First case at a glance
In the first case, the court addressed whether a party’s use of generative AI in connection with litigation could be subject to broad discovery (pretrial exchange of evidence). Sohyon Warner sued Gilbarco, Inc., and its parent company, and in response, it demanded all documents and information concerning any use of AI by her or her counsel. The court characterized this request as “a fishing expedition,” finding that Gilbarco sought to “compel [Warner’s] internal analysis and mental impressions—i.e., her thought process—rather than any existing document or evidence.”
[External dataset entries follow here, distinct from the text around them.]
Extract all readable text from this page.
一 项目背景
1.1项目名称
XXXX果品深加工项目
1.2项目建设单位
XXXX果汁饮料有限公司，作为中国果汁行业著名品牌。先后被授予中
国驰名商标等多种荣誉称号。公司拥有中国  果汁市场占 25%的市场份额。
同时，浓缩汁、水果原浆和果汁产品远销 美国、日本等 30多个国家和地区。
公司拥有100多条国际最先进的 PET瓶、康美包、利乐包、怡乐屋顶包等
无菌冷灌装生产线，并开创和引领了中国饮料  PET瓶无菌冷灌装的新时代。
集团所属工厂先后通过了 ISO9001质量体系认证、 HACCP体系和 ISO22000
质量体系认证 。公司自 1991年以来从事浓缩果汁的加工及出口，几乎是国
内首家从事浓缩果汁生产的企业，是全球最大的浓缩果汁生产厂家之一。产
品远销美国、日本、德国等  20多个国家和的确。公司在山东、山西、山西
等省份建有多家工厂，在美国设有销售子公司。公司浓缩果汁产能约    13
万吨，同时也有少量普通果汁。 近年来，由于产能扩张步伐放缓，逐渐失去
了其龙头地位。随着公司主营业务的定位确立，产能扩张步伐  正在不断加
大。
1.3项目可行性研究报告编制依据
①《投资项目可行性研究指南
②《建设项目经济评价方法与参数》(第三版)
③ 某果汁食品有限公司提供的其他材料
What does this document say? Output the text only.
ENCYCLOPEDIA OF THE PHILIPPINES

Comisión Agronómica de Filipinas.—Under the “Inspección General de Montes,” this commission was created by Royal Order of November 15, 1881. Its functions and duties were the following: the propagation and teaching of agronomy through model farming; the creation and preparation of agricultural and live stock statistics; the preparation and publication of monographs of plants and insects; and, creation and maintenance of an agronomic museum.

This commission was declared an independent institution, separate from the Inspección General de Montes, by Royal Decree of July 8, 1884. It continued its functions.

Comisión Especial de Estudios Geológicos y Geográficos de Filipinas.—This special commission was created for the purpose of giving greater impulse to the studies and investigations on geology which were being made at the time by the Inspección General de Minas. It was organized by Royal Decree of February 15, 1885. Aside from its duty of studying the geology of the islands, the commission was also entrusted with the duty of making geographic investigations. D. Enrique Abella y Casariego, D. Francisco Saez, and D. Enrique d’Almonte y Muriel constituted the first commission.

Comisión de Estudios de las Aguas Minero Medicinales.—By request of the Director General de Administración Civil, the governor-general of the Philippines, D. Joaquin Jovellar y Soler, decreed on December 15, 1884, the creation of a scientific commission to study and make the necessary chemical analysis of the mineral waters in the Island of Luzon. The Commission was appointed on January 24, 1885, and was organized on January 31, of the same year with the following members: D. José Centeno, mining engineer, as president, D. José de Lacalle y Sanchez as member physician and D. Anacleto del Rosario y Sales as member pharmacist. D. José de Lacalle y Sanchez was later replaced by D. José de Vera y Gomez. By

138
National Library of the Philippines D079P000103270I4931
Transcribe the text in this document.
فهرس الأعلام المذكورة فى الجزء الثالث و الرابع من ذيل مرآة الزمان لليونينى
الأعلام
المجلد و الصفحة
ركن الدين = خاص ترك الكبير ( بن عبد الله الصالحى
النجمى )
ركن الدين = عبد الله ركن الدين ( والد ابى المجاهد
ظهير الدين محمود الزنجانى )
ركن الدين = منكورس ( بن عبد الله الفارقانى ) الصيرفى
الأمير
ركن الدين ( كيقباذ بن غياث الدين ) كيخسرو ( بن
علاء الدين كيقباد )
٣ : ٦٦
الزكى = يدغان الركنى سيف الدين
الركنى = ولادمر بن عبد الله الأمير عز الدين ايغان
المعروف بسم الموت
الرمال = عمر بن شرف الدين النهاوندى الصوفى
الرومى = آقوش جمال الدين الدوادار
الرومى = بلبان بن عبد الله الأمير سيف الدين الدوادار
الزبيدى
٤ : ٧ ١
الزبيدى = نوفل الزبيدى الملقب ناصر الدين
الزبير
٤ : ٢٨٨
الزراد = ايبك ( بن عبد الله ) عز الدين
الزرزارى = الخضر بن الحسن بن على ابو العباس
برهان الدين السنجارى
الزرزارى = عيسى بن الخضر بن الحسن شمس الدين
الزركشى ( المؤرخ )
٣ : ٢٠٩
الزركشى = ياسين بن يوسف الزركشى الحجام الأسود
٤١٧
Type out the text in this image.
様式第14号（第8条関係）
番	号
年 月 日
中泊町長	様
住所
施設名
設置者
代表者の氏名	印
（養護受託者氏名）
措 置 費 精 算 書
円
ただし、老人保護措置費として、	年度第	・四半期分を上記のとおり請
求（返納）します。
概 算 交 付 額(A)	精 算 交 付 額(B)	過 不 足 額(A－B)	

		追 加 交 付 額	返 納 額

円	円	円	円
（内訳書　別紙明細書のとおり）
The court denied the request to compel, holding that the work product waiver requires disclosure to an adversary or disclosure in a way that’s likely to get into an adversary’s hands, not merely to a software tool. The court emphasized that AI programs are tools, not persons, even if they may have administrators somewhere in the background. The court found that the use of AI tools to assist in case preparation didn’t constitute a waiver of work product protection because there was no disclosure to an actual or a potential adversary.